Olhando para a frente, eu podia ver o homem claramente, devido à luz da lua cheia. Ele estava caminhando em direção a uma grande árvore do outro lado da clareira. Ela era muito velha, por meu julgamento, com galhos retorcidos, nenhuma única folha para ser vista nos galhos. A característica mais repugnante, porém, foi o grande vazio no meio do seu tronco. O homem estava em pé diante desta parte oco, olhando para o seu abismo escuro, sem mover um músculo. Eu poderia afirmar que ele estava murmurando alguma coisa, mas eu não conseguia entender o que ele estava dizendo. Quando não ouvi mais som algum, o homem começou a tirar sua roupa, revelando uma visão mais horrível.

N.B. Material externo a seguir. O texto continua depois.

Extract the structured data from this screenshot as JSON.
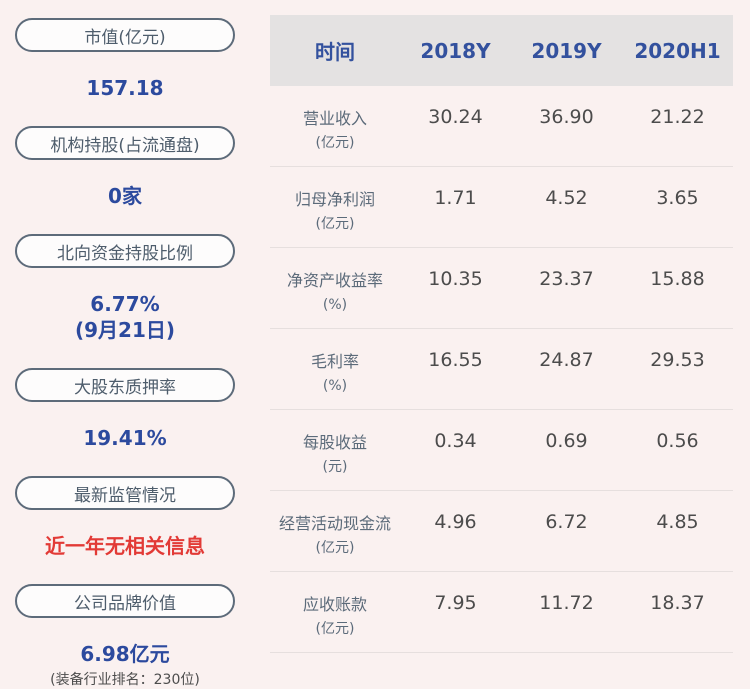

O homem estava completamente coberto de furúnculos cheios de pus. Eles pontilhavam cada parte de seu corpo exposto, dando-lhe a aparência podre. A visão disso me revoltou, como eu nunca tinha visto um exemplo tão nojento das doenças humanas. Uma vez que o homem estava completamente nu, ele se mudou para a árvore e adentrou para o vazio que havia no tronco da mesma, e o qual o homem passara longos minutos encarando. Uma vez lá dentro, ele virou-se e sentou-se ali, completamente envolvido pela madeira retorcida daquela árvore antiga. Foi neste ponto que a coisa mais assustadora e grotesca que eu nunca poderia ter imaginado que aconteceu.

A árvore começou a tremer, seus ramos estavam girando no ar da noite, mas sem uma brisa para provocar sua ação. O tremor continuou até o tronco, que começou a inchar e contrair de uma forma terrivelmente artificial. Foi então que o homem dentro começou a gritar desesperadamente, a árvore parecia comê-lo.Pus e sangue fluiu diante do oco indicando que o homem no interior estava sendo esmagado. Os gritos viraram um som borbulhante, como se combinado o gemido de madeira e o barulho melequento de carne moída, juntamente com a quebra ocasional de osso. Corri para longe disso, apavorado. O tempo todo que eu estava fugindo, eu podia ouvir os sons horríveis de morte atrás de mim e a floresta parecia viva com terror.

Aquela noite terrível tem me assombrado desde então. Não me sinto mais seguro em minha casa, pois ela fica muito perto da floresta, que se tornou a causa dos meus pesadelos. Mas a coisa mais assustadora sobre o calvário inteiro é que o homem que eu vi consumido por aquela árvore do mal, o homem que por todas as razões não deveria estar vivo, ainda aparece na borda da floresta, exatamente às nove horas todas as noites.